Is this IP address associated with fraud across the platform?

def compute_features(transaction, user_history):
    return {
        'amount': transaction.amount,
        'amount_zscore': z_score(transaction.amount, user_history.amounts),
        'txn_count_1h': user_history.count(hours=1),
        'txn_count_24h': user_history.count(hours=24),
        'unique_merchants_7d': user_history.unique_merchants(days=7),
        'is_new_device': transaction.device_id not in user_history.devices,
        'is_new_merchant_category': transaction.mcc not in user_history.mccs,
        'time_since_last_txn': transaction.time - user_history.last_txn_time,
        'device_account_count': device_registry.account_count(transaction.device_id),
    }

Model Selection

For real-time fraud detection, the model needs to be:

Fast (inference in milliseconds)
Accurate (high precision and recall)
Interpretable (you need to explain why a transaction was blocked)

Gradient Boosted Trees (XGBoost, LightGBM) are the industry standard for tabular fraud detection. They’re fast, handle mixed feature types well, and provide feature importance scores.

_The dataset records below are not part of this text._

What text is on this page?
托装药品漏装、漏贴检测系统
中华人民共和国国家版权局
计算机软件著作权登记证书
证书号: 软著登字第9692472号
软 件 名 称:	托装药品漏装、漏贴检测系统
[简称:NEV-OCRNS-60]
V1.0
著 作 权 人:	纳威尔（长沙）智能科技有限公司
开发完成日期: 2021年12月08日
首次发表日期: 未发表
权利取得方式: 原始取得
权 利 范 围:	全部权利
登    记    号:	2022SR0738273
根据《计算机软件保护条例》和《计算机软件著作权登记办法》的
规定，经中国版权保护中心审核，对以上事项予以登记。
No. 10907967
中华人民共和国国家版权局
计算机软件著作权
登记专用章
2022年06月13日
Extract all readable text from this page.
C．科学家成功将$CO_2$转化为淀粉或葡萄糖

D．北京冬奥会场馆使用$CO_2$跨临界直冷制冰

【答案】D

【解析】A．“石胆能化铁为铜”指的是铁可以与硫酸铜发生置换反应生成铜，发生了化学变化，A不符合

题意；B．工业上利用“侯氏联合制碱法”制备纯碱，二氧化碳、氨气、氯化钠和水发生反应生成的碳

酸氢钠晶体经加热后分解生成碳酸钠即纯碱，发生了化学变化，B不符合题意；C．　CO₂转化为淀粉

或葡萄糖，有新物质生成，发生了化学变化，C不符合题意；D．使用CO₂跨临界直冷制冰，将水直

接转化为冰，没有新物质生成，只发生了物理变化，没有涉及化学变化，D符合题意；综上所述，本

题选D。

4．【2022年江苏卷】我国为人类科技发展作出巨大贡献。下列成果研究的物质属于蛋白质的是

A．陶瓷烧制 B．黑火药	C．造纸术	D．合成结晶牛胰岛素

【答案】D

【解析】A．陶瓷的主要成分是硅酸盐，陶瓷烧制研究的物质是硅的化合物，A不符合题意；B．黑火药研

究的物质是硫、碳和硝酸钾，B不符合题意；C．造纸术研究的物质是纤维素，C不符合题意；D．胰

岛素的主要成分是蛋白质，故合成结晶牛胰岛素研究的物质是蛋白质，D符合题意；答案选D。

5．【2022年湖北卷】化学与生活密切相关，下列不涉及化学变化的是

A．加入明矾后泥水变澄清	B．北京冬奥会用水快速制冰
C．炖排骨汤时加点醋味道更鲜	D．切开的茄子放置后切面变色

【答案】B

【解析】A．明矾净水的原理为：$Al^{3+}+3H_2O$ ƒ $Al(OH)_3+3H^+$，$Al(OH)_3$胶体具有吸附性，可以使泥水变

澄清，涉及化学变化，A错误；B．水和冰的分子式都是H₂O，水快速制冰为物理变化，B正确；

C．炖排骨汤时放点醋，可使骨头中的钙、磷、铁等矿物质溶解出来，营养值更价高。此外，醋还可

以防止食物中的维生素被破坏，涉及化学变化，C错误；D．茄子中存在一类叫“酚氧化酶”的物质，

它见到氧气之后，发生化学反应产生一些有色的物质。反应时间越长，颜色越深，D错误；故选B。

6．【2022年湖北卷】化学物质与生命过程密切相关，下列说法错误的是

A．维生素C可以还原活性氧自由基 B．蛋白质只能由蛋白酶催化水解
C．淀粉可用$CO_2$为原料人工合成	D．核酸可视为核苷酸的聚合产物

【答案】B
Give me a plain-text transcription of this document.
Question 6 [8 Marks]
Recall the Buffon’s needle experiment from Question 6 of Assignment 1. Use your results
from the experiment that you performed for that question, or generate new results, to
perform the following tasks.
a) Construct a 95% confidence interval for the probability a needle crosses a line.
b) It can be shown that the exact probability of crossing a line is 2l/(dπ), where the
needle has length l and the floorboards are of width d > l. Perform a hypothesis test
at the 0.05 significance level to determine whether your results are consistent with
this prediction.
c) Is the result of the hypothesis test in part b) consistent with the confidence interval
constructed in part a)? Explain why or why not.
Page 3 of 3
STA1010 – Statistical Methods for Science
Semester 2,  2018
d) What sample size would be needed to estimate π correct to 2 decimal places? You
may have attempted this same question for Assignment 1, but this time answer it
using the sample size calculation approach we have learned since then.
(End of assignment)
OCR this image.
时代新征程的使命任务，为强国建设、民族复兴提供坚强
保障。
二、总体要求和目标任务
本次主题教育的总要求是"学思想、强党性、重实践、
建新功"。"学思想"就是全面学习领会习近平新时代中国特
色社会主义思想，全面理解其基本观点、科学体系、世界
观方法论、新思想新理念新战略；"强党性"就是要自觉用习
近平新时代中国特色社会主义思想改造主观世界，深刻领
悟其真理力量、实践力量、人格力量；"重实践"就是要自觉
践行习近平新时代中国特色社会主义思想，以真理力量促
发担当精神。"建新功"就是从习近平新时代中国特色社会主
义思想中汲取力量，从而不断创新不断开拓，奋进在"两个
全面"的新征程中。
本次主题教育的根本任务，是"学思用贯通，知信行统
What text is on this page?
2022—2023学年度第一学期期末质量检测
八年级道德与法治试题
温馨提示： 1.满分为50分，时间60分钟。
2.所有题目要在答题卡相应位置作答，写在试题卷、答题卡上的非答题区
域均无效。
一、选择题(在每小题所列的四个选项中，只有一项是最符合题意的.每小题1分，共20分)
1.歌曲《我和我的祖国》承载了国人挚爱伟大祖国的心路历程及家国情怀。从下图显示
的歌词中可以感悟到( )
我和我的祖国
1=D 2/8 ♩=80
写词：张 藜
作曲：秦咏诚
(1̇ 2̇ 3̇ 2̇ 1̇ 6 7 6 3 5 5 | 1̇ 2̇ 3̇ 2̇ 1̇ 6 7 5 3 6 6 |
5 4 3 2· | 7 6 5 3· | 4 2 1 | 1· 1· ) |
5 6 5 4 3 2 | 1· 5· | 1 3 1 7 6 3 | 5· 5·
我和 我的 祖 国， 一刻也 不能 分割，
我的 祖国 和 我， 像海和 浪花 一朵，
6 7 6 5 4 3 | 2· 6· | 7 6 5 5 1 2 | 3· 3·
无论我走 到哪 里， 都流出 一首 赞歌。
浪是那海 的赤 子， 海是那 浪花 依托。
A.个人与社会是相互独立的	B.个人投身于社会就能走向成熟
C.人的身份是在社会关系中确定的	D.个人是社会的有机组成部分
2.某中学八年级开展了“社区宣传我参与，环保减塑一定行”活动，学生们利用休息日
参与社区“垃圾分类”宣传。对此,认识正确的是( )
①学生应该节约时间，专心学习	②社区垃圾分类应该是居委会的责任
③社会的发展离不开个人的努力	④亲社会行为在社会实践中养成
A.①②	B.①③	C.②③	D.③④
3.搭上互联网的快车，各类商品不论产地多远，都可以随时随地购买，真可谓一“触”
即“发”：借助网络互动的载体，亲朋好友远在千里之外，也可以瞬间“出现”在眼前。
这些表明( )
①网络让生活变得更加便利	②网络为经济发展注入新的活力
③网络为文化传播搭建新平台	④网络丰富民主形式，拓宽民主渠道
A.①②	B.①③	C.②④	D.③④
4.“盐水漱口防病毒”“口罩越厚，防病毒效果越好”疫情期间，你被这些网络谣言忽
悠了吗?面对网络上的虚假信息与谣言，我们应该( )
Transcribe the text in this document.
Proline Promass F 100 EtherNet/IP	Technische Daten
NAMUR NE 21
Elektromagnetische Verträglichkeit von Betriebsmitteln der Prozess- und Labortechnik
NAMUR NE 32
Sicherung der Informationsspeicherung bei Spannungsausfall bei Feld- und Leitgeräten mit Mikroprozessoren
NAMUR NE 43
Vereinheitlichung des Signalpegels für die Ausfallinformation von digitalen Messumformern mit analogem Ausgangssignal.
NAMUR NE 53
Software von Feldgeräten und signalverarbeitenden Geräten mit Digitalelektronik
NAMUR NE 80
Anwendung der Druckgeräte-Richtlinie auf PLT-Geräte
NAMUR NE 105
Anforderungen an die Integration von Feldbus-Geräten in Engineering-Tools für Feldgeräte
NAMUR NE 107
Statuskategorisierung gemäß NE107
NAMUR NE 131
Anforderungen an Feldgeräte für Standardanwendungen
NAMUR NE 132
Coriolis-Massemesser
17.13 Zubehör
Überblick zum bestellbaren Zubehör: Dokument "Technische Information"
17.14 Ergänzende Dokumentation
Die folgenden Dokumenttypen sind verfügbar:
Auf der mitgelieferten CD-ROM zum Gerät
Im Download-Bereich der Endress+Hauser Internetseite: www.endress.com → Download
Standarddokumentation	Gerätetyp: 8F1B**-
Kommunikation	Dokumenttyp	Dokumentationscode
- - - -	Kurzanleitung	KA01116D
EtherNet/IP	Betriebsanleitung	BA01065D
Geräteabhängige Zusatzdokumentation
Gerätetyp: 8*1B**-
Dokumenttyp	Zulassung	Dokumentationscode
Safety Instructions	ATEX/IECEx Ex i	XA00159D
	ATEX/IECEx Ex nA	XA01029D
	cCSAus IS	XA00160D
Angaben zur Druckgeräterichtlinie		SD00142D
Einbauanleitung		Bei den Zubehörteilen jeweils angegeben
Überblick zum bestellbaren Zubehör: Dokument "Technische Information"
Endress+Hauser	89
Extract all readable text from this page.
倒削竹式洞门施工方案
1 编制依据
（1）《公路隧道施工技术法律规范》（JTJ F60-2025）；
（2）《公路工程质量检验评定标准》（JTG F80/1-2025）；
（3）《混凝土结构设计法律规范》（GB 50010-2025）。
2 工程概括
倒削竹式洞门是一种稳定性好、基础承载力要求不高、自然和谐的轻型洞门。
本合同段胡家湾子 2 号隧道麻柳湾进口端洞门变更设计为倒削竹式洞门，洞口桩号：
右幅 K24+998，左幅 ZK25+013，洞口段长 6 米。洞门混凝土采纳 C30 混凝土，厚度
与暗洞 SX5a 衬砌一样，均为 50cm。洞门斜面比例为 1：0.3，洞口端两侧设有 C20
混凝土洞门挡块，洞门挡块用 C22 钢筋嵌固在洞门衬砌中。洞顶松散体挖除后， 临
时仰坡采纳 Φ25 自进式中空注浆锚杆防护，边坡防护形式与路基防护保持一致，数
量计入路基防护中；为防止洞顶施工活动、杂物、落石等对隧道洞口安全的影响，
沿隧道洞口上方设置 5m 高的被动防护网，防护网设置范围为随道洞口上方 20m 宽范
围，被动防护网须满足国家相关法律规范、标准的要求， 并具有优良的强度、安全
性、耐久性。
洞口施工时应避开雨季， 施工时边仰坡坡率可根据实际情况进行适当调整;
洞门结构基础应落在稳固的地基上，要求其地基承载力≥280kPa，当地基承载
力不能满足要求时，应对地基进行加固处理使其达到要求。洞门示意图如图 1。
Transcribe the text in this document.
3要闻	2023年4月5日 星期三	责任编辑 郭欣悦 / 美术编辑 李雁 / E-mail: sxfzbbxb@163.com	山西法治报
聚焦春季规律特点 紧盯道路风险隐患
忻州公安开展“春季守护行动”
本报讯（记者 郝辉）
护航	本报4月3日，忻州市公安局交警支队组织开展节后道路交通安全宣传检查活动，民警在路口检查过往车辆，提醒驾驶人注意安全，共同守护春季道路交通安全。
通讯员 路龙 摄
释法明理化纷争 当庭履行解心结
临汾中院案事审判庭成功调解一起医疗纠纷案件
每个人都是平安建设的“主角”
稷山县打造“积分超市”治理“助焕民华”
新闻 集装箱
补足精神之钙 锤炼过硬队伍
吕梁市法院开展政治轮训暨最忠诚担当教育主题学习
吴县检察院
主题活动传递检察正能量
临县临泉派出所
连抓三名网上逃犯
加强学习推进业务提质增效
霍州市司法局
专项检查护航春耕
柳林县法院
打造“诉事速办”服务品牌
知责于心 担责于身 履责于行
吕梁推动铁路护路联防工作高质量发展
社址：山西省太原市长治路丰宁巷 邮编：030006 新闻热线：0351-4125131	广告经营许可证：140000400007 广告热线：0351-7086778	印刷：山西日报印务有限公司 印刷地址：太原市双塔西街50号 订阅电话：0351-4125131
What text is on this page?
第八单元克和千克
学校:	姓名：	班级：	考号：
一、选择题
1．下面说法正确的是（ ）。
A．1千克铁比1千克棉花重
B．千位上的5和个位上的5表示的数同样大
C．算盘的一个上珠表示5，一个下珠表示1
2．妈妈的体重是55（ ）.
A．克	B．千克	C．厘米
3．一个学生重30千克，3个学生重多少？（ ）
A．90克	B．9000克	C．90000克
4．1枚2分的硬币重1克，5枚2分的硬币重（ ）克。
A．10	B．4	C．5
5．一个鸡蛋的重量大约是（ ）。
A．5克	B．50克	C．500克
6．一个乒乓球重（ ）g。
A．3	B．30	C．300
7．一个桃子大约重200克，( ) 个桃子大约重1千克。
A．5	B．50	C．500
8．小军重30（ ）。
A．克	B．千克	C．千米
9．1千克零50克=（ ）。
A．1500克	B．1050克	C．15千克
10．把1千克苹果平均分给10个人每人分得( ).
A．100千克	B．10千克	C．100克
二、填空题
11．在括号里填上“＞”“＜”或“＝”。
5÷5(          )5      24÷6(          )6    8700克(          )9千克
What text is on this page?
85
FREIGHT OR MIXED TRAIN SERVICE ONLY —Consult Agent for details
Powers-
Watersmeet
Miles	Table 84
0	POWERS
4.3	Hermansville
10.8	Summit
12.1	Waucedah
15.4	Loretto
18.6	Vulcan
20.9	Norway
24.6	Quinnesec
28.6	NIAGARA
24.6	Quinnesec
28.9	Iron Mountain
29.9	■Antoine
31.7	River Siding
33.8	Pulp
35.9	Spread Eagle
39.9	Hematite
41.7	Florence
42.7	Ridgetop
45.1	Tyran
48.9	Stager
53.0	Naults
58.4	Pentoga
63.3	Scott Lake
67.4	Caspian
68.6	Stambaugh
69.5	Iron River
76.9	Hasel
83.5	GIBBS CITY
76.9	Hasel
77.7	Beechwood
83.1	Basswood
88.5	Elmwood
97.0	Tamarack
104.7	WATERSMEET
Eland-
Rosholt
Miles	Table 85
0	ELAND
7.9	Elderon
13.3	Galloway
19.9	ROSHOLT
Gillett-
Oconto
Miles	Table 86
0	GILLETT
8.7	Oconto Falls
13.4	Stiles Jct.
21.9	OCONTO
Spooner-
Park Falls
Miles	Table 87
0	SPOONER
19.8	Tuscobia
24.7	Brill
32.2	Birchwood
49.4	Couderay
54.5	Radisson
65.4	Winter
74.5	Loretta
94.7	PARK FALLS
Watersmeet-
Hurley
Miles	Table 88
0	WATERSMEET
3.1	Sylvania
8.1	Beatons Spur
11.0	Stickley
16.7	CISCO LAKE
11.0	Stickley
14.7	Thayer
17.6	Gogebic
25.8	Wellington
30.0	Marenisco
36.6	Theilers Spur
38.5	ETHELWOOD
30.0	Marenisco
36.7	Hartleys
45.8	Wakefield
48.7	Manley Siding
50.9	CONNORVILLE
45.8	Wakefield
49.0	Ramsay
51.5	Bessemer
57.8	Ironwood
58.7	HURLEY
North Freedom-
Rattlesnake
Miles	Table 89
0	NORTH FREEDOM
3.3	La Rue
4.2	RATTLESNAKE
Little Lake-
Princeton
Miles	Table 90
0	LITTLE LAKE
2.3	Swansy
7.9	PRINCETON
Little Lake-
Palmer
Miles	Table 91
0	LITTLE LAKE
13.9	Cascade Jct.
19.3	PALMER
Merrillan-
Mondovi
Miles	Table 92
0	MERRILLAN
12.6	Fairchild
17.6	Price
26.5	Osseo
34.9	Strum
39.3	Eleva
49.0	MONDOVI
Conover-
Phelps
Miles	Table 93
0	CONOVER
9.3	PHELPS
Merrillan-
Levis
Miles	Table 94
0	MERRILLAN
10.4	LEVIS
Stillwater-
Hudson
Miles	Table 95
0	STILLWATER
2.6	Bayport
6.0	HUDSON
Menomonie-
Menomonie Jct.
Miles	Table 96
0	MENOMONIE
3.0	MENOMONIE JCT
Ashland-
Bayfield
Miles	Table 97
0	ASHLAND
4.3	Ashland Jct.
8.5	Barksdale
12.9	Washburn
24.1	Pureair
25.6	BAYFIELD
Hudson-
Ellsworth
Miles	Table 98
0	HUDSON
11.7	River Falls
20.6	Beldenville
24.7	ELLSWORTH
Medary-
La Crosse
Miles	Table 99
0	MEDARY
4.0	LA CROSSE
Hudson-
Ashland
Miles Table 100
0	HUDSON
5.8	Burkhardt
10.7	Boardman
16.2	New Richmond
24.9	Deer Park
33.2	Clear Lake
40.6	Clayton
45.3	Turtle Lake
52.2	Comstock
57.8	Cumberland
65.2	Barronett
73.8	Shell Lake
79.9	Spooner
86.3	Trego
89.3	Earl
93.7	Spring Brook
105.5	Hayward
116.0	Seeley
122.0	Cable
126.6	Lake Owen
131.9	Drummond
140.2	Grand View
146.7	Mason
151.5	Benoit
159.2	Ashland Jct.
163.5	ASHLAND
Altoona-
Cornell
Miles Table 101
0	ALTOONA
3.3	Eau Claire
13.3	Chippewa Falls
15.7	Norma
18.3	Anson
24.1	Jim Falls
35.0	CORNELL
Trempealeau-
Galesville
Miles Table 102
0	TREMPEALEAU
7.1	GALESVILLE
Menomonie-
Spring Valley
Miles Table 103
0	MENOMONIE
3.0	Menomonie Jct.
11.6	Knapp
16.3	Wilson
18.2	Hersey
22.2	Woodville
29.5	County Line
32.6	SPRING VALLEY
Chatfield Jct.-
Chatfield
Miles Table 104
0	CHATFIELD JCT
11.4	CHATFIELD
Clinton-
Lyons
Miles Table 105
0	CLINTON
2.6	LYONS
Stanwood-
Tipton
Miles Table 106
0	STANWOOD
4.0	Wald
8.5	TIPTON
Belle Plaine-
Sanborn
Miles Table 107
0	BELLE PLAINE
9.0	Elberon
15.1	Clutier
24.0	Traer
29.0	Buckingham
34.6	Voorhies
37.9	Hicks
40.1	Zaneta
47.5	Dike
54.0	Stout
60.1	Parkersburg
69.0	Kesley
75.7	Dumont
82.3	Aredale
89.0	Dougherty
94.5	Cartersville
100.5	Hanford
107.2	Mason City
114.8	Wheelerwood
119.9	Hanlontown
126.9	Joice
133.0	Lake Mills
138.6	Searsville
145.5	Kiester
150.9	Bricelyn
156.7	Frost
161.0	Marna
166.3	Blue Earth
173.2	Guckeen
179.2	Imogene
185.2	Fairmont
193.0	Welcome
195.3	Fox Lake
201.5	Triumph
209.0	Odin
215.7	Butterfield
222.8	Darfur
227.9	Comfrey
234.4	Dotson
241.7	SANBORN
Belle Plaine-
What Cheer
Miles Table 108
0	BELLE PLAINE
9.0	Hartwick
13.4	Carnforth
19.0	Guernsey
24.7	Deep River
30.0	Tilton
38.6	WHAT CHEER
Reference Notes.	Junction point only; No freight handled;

Neural networks work for large-scale systems with complex patterns but sacrifice interpretability.

Ensemble models combine multiple models for better performance. A gradient boosted tree for initial scoring, with a neural network for edge cases.

The Imbalanced Data Problem

Fraud is rare — typically 0.1% to 1% of transactions. A model that predicts “not fraud” for everything would be 99% accurate and completely useless.

Solutions:

Oversampling: SMOTE or similar techniques to create synthetic fraud examples
Undersampling: Reduce the non-fraud majority class
Cost-sensitive learning: Penalise missed fraud more heavily than false positives
Anomaly detection: Train only on legitimate transactions and flag anomalies

Real-Time Scoring

The model must score transactions in real-time — ideally under 100ms. This requires:

Feature store: Pre-computed features stored in a low-latency database (Redis, DynamoDB). User history features are updated after each transaction.
Model serving: The trained model is deployed as a microservice. Incoming transactions are enriched with features and scored.
Decision engine: The model’s score is combined with business rules to make a final decision — approve, decline, or step-up (require additional authentication).

Monitoring and Feedback Loops

A fraud model degrades over time as fraud patterns change. You need:

Model monitoring: Track precision, recall, and false positive rates in production. Alert when performance degrades.

Feedback loops: When fraud is confirmed (chargebacks, user reports), feed that data back into the training pipeline. The model learns from its mistakes.

Champion-challenger testing: Run a new model alongside the existing one in shadow mode. Compare performance before swapping.

Explainability

Regulators and customers want to know why a transaction was blocked. “The model said so” isn’t acceptable.

Use SHAP values or feature importance scores to explain individual decisions:

“Transaction blocked because: unusual amount ($5,000 vs. typical $50), new device, velocity spike (5 transactions in 10 minutes vs. typical 2 per day)”

The Human Layer

ML doesn’t replace human fraud analysts — it augments them. The model handles the volume (scoring every transaction in real-time). Humans handle the edge cases, investigate confirmed fraud, and identify new fraud patterns that inform the next model iteration.

The best fraud detection systems combine ML speed with human judgment.